Неожиданно ворота коттеджа приоткрылись, и в щель протиснулся ребеночек.
— Что? — крикнуло дитя. — Что происходит?
Дитя смотрело на Верку настойчиво и пристально, как сова.
— Прости, — сказала Верка. — Я зонтик хотела отдать.
— Оставь себе, — махнул рукой ребенок.
Верка кинула ему зонтик. Вот и хорошо — все сомнения позади.
Она быстро пошла к дому.
— Ты куда побежала? — возмутился ребеночек. Он шустро обогнал Верку и побежал перед ней задом наперед. Это было неприятно, к тому же Верка никак не могла понять, мальчик оно или девочка.

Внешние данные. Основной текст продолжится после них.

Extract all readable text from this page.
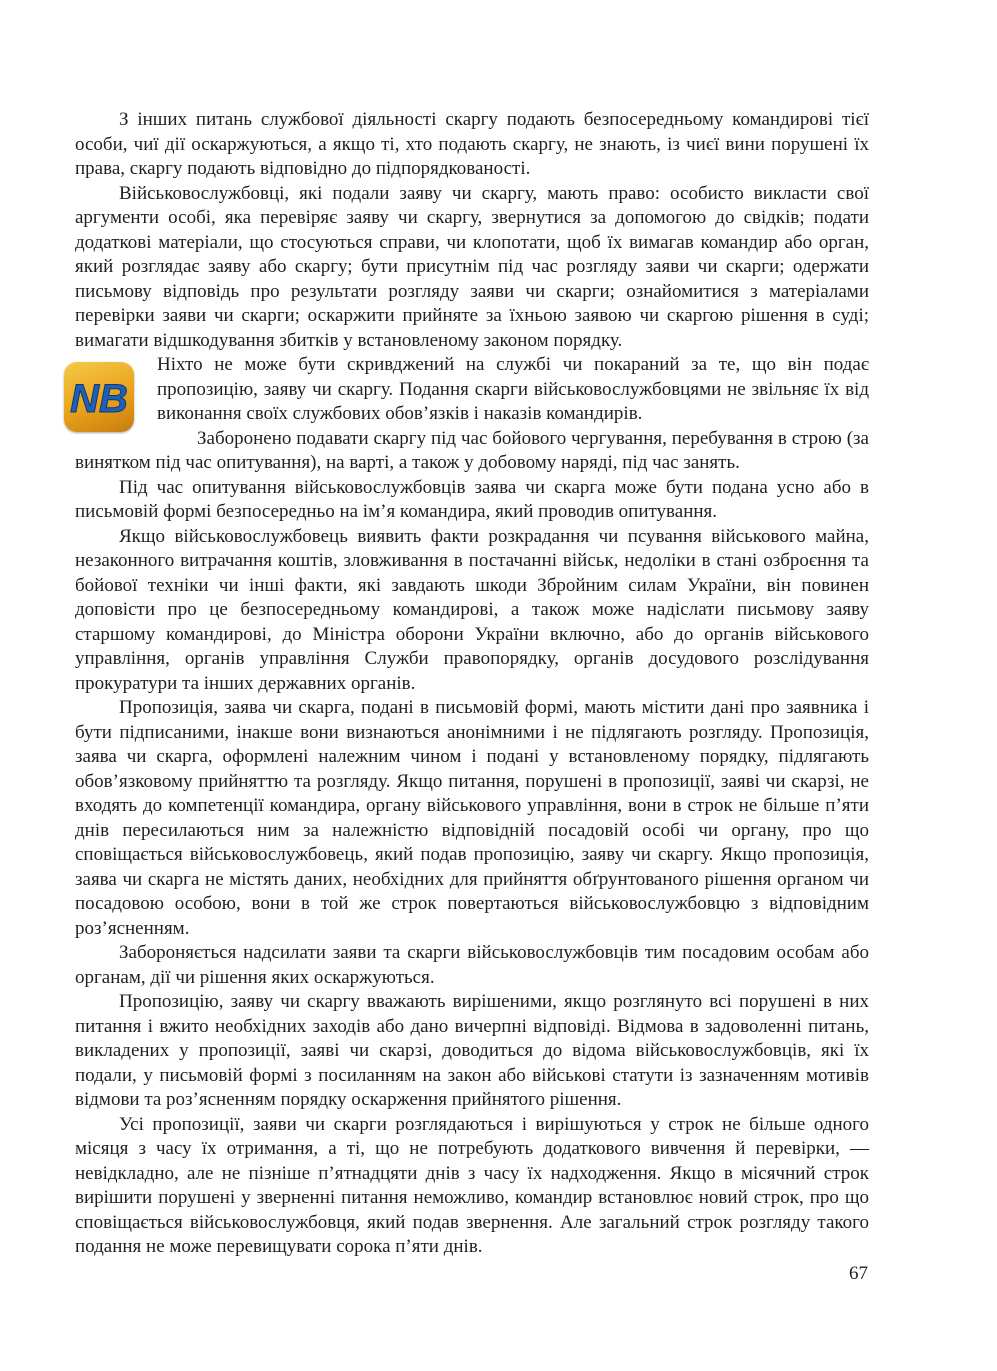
З інших питань службової діяльності скаргу подають безпосередньому командирові тієї особи, чиї дії оскаржуються, а якщо ті, хто подають скаргу, не знають, із чиєї вини порушені їх права, скаргу подають відповідно до підпорядкованості.

Військовослужбовці, які подали заяву чи скаргу, мають право: особисто викласти свої аргументи особі, яка перевіряє заяву чи скаргу, звернутися за допомогою до свідків; подати додаткові матеріали, що стосуються справи, чи клопотати, щоб їх вимагав командир або орган, який розглядає заяву або скаргу; бути присутнім під час розгляду заяви чи скарги; одержати письмову відповідь про результати розгляду заяви чи скарги; ознайомитися з матеріалами перевірки заяви чи скарги; оскаржити прийняте за їхньою заявою чи скаргою рішення в суді; вимагати відшкодування збитків у встановленому законом порядку.

Ніхто не може бути скривджений на службі чи покараний за те, що він подає пропозицію, заяву чи скаргу. Подання скарги військовослужбовцями не звільняє їх від виконання своїх службових обов’язків і наказів командирів.

Заборонено подавати скаргу під час бойового чергування, перебування в строю (за винятком під час опитування), на варті, а також у добовому наряді, під час занять.

Під час опитування військовослужбовців заява чи скарга може бути подана усно або в письмовій формі безпосередньо на ім’я командира, який проводив опитування.

Якщо військовослужбовець виявить факти розкрадання чи псування військового майна, незаконного витрачання коштів, зловживання в постачанні військ, недоліки в стані озброєння та бойової техніки чи інші факти, які завдають шкоди Збройним силам України, він повинен доповісти про це безпосередньому командирові, а також може надіслати письмову заяву старшому командирові, до Міністра оборони України включно, або до органів військового управління, органів управління Служби правопорядку, органів досудового розслідування прокуратури та інших державних органів.

Пропозиція, заява чи скарга, подані в письмовій формі, мають містити дані про заявника і бути підписаними, інакше вони визнаються анонімними і не підлягають розгляду. Пропозиція, заява чи скарга, оформлені належним чином і подані у встановленому порядку, підлягають обов’язковому прийняттю та розгляду. Якщо питання, порушені в пропозиції, заяві чи скарзі, не входять до компетенції командира, органу військового управління, вони в строк не більше п’яти днів пересилаються ним за належністю відповідній посадовій особі чи органу, про що сповіщається військовослужбовець, який подав пропозицію, заяву чи скаргу. Якщо пропозиція, заява чи скарга не містять даних, необхідних для прийняття обґрунтованого рішення органом чи посадовою особою, вони в той же строк повертаються військовослужбовцю з відповідним роз’ясненням.

Забороняється надсилати заяви та скарги військовослужбовців тим посадовим особам або органам, дії чи рішення яких оскаржуються.

Пропозицію, заяву чи скаргу вважають вирішеними, якщо розглянуто всі порушені в них питання і вжито необхідних заходів або дано вичерпні відповіді. Відмова в задоволенні питань, викладених у пропозиції, заяві чи скарзі, доводиться до відома військовослужбовців, які їх подали, у письмовій формі з посиланням на закон або військові статути із зазначенням мотивів відмови та роз’ясненням порядку оскарження прийнятого рішення.

Усі пропозиції, заяви чи скарги розглядаються і вирішуються у строк не більше одного місяця з часу їх отримання, а ті, що не потребують додаткового вивчення й перевірки, — невідкладно, але не пізніше п’ятнадцяти днів з часу їх надходження. Якщо в місячний строк вирішити порушені у зверненні питання неможливо, командир встановлює новий строк, про що сповіщається військовослужбовця, який подав звернення. Але загальний строк розгляду такого подання не може перевищувати сорока п’яти днів.

NB
67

— Ты не спеши, — говорило дитя. — Домой лучше не ходи. Ради твоего же блага предупреждаю. Не ходи, в Москву поезжай. К мамке-папке поезжай. А то некоторые недовольны.
Верка его не испугалась.
— Отстань ты! — сказала она. — Ну отстань! Не до тебя.
Ребеночек повернулся и побежал сбоку.
На нем была красная панамка, промокшая от дождя, на голых ножках, торчащих из коротеньких шортиков, сандалии. А лицо непонятное — то ли мальчик, то ли девочка, то ли вообще лилипут.
Когда Верка дошла до своего дома, она услышала шум машины. Она успела оглянуться — где-то вдали проехала «Скорая».
— Кого там обидели? — спросил ребеночек.
Он произносил слова со взрослыми интонациями, будто взрослый лилипут изображал ребенка.
Верке вдруг захотелось пройти мимо своей калитки, чтобы не показывать ребеночку, где она живет.
Но чепуха это — ребеночек и так все о ней знает. В поселке народу раз-два и обчелся.
— Возьми зонтик, — серьезно сказал ребеночек.
Верка сразу вспомнила о предупреждении Олега.
— Не нужен мне зонтик. У меня дома другой есть.
— А вот врешь! — закричал ребенок. — Нет у тебя другого зонтика. Был один, а ты на него села.
— Уходи! — разозлилась Верка.
Она вошла в калитку и сразу же закрыла ее за собой на засов.
Ребеночек сунул нос между штакетинами и запел что-то неразборчивое.
Навстречу Верке бежал Котяра, животное без уха.
Но он не пошел к дому вместе с Веркой, как всегда, а остановился, выгнул спину и жутко зашипел на ребеночка. А потом даже закричал, как кричат мартовские коты, когда влюбляются в кошек и дерутся за их любовь.
Котяра вопил так, что Верке даже стало неловко — весь поселок услышит.
Верка обернулась.
Никакого ребеночка за калиткой не было.
Словно привиделся.
Коза, конечно же, отвязалась от столбика и паслась на недособранной морковной грядке.
— Катька, — честно предупредила ее Верка, — когда баба Элла домой придет, она тебе покажет.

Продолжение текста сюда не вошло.